To get started, install the new Jetpack Extension and restart the browser (this will be the only time you’ll need to restart when doing development).  When Jetpack installs, you’ll be taken to the about:jetpack page, which contains a couple of sample Jetpacks (the name for extensions created with the Jetpack API).

Install some demos and check them out!  For the time being, the experiment is limited to status bar widgets, but I was able to put together a Delicious Notifier Jetpack Feature in less than an hour using simple JQuery, CSS, and html.
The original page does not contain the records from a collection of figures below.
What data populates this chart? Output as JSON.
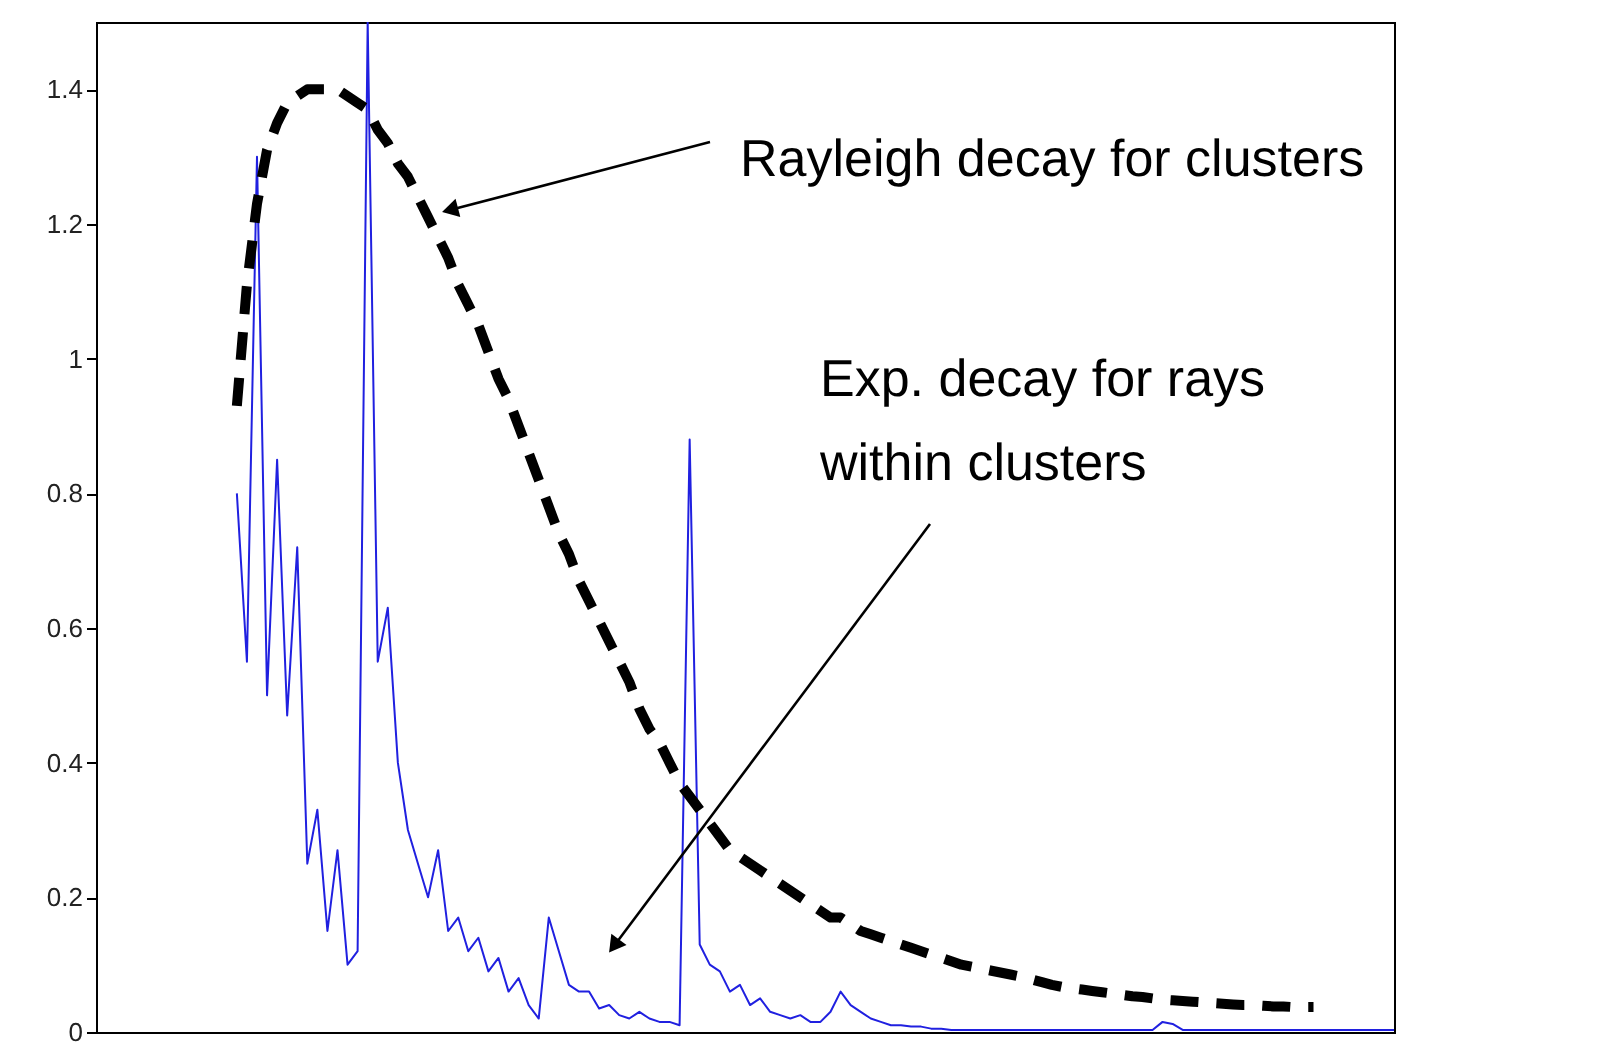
{
  "chart_data": {
    "type": "line",
    "ylim": [
      0,
      1.5
    ],
    "categories": [
      null,
      null,
      null,
      null,
      null,
      null,
      null,
      null,
      null,
      null,
      null,
      null,
      null,
      null,
      null,
      null,
      null,
      null,
      null,
      null,
      null,
      null,
      null,
      null,
      null,
      null,
      null,
      null,
      null,
      null,
      null,
      null,
      null,
      null,
      null,
      null,
      null,
      null,
      null,
      null,
      null,
      null,
      null,
      null,
      null,
      null,
      null,
      null,
      null,
      null,
      null,
      null,
      null,
      null,
      null,
      null,
      null,
      null,
      null,
      null,
      null,
      null,
      null,
      null,
      null,
      null,
      null,
      null,
      null,
      null,
      null,
      null,
      null,
      null,
      null,
      null,
      null,
      null,
      null,
      null,
      null,
      null,
      null,
      null,
      null,
      null,
      null,
      null,
      null,
      null,
      null,
      null,
      null,
      null,
      null,
      null,
      null,
      null,
      null,
      null,
      null,
      null,
      null,
      null,
      null,
      null,
      null,
      null,
      null,
      null,
      null,
      null,
      null,
      null,
      null,
      null,
      null,
      null,
      null,
      null,
      null,
      null,
      null,
      null,
      null,
      null,
      null,
      null,
      null,
      null
    ],
    "yticks": [
      0,
      0.2,
      0.4,
      0.6,
      0.8,
      1,
      1.2,
      1.4
    ],
    "tick_labels": "y",
    "series": [
      {
        "color": "#2020e0",
        "line_style": "solid",
        "values": [
          null,
          null,
          null,
          null,
          null,
          null,
          null,
          null,
          null,
          null,
          null,
          null,
          null,
          null,
          0.8,
          0.55,
          1.3,
          0.5,
          0.85,
          0.47,
          0.72,
          0.25,
          0.33,
          0.15,
          0.27,
          0.1,
          0.12,
          1.5,
          0.55,
          0.63,
          0.4,
          0.3,
          0.25,
          0.2,
          0.27,
          0.15,
          0.17,
          0.12,
          0.14,
          0.09,
          0.11,
          0.06,
          0.08,
          0.04,
          0.02,
          0.17,
          0.12,
          0.07,
          0.06,
          0.06,
          0.035,
          0.04,
          0.025,
          0.02,
          0.03,
          0.02,
          0.015,
          0.015,
          0.01,
          0.88,
          0.13,
          0.1,
          0.09,
          0.06,
          0.07,
          0.04,
          0.05,
          0.03,
          0.025,
          0.02,
          0.025,
          0.015,
          0.015,
          0.03,
          0.06,
          0.04,
          0.03,
          0.02,
          0.015,
          0.01,
          0.01,
          0.008,
          0.008,
          0.005,
          0.005,
          0.003,
          0.003,
          0.003,
          0.003,
          0.003,
          0.003,
          0.003,
          0.003,
          0.003,
          0.003,
          0.003,
          0.003,
          0.003,
          0.003,
          0.003,
          0.003,
          0.003,
          0.003,
          0.003,
          0.003,
          0.003,
          0.015,
          0.012,
          0.003,
          0.003,
          0.003,
          0.003,
          0.003,
          0.003,
          0.003,
          0.003,
          0.003,
          0.003,
          0.003,
          0.003,
          0.003,
          0.003,
          0.003,
          0.003,
          0.003,
          0.003,
          0.003,
          0.003,
          0.003,
          0.003
        ]
      },
      {
        "color": "#000000",
        "line_style": "dashed",
        "values": [
          null,
          null,
          null,
          null,
          null,
          null,
          null,
          null,
          null,
          null,
          null,
          null,
          null,
          null,
          0.93,
          1.11,
          1.23,
          1.31,
          1.35,
          1.38,
          1.39,
          1.4,
          1.4,
          1.4,
          1.4,
          1.39,
          1.38,
          1.37,
          1.34,
          1.32,
          1.29,
          1.27,
          1.24,
          1.21,
          1.18,
          1.15,
          1.11,
          1.08,
          1.05,
          1.01,
          0.97,
          0.94,
          0.9,
          0.86,
          0.82,
          0.78,
          0.74,
          0.71,
          0.67,
          0.64,
          0.61,
          0.58,
          0.55,
          0.52,
          0.48,
          0.45,
          0.43,
          0.4,
          0.37,
          0.35,
          0.33,
          0.31,
          0.29,
          0.27,
          0.26,
          0.25,
          0.24,
          0.23,
          0.22,
          0.21,
          0.2,
          0.19,
          0.18,
          0.17,
          0.17,
          0.16,
          0.15,
          0.145,
          0.14,
          0.135,
          0.13,
          0.125,
          0.12,
          0.115,
          0.11,
          0.105,
          0.1,
          0.097,
          0.094,
          0.091,
          0.088,
          0.085,
          0.082,
          0.078,
          0.074,
          0.07,
          0.067,
          0.065,
          0.063,
          0.061,
          0.059,
          0.057,
          0.055,
          0.053,
          0.052,
          0.05,
          0.048,
          0.047,
          0.046,
          0.045,
          0.044,
          0.043,
          0.042,
          0.041,
          0.04,
          0.04,
          0.039,
          0.038,
          0.038,
          0.037,
          0.037,
          0.037,
          null,
          null,
          null,
          null,
          null,
          null,
          null,
          null
        ]
      }
    ],
    "annotations": [
      "Rayleigh decay for clusters",
      "Exp. decay for rays\nwithin clusters"
    ]
  }
}
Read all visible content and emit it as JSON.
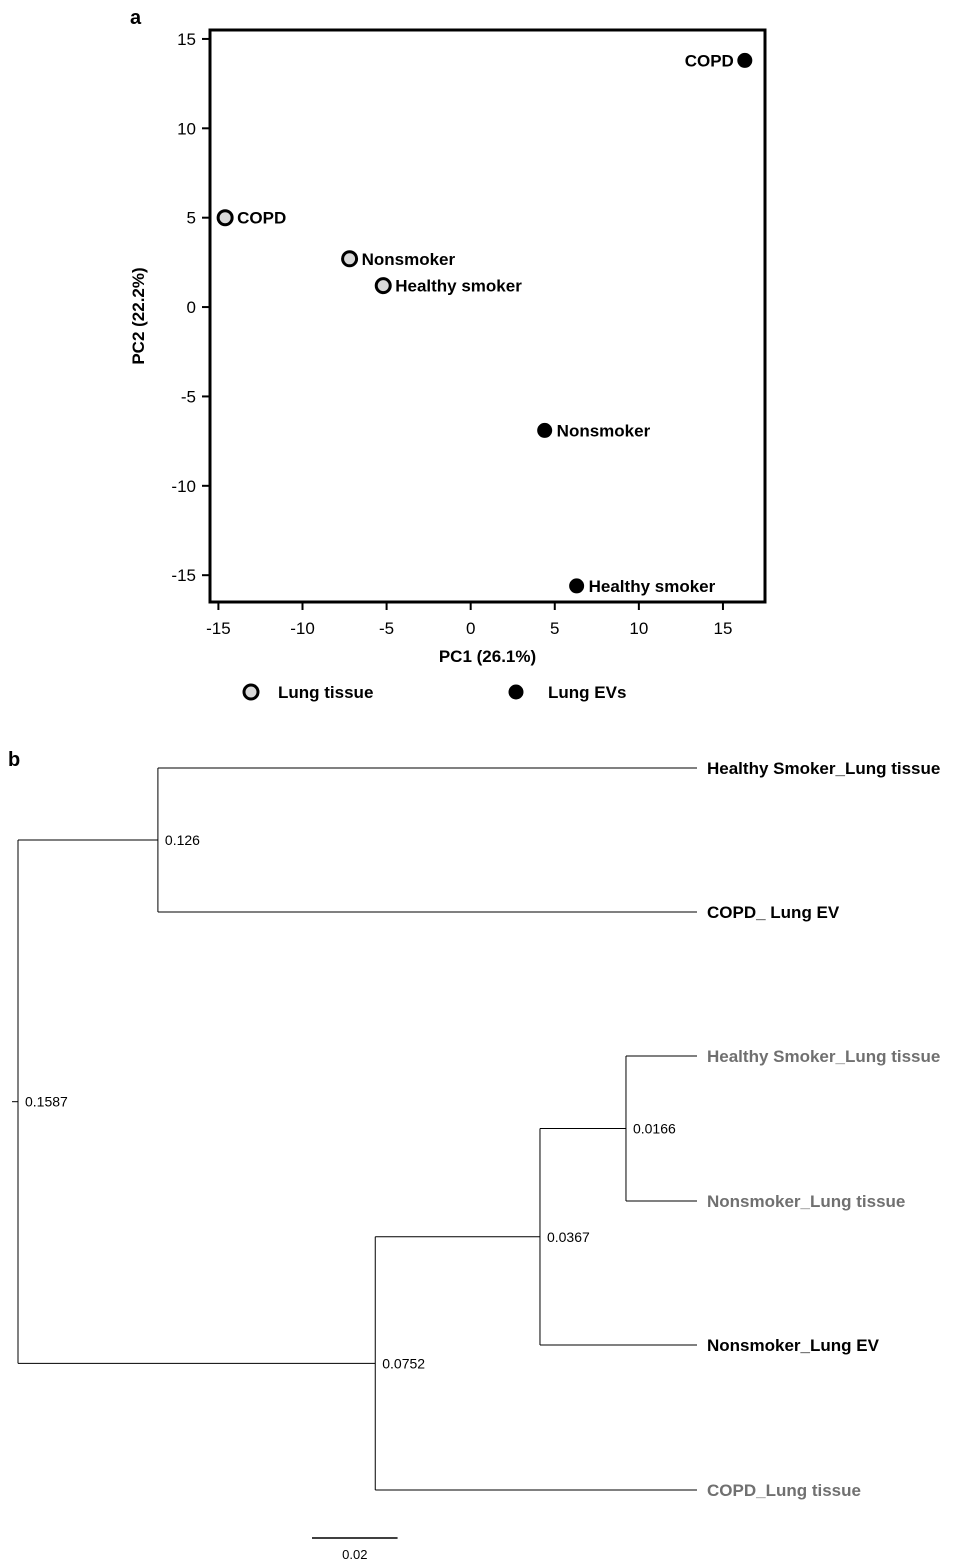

All I did was install the GMail Notifier widget and pasted it into Bespin, read the 20 lines of code that made it work, and started hacking away to get the information i wanted.  Since I didn’t have to restart and could inspect and debug via Firebug, development was painless.

If you have Jetpack installed, check out my Delicious Notifier, I find it incredibly useful when browsing the web, as the count of saves in Delicious is a great indicator of how interesting a particular page on the internet can be.

As with all experiments, there’s a lot of polishing to do with Jetpack, but we felt that it was true to Mozilla’s values to get this out early and involve the community in determining its future- please let us know what you think!


11
May 09

The future of Add-ons

For the company all-hands, I made this presentation about the future of Add-ons for Mozilla.
View more presentations from osunick.

This was an fun presentation to create and give because I’m incredibly excited about the future of add-ons.  To me, add-ons are the ultimate form of user-generated content, created by a group of users who are more passionate, intelligent, and principled than any user communitv I’ve seen.  It’s an honor to help give them exposure to the massive Mozilla user base.

Many thanks to the entire team (credited in the presentation, and I’m sure I missed some people), and also to Jeff Bonforte, my Keynote muse, who blogs lots of useful and actionable advice on making non-sucky presentations.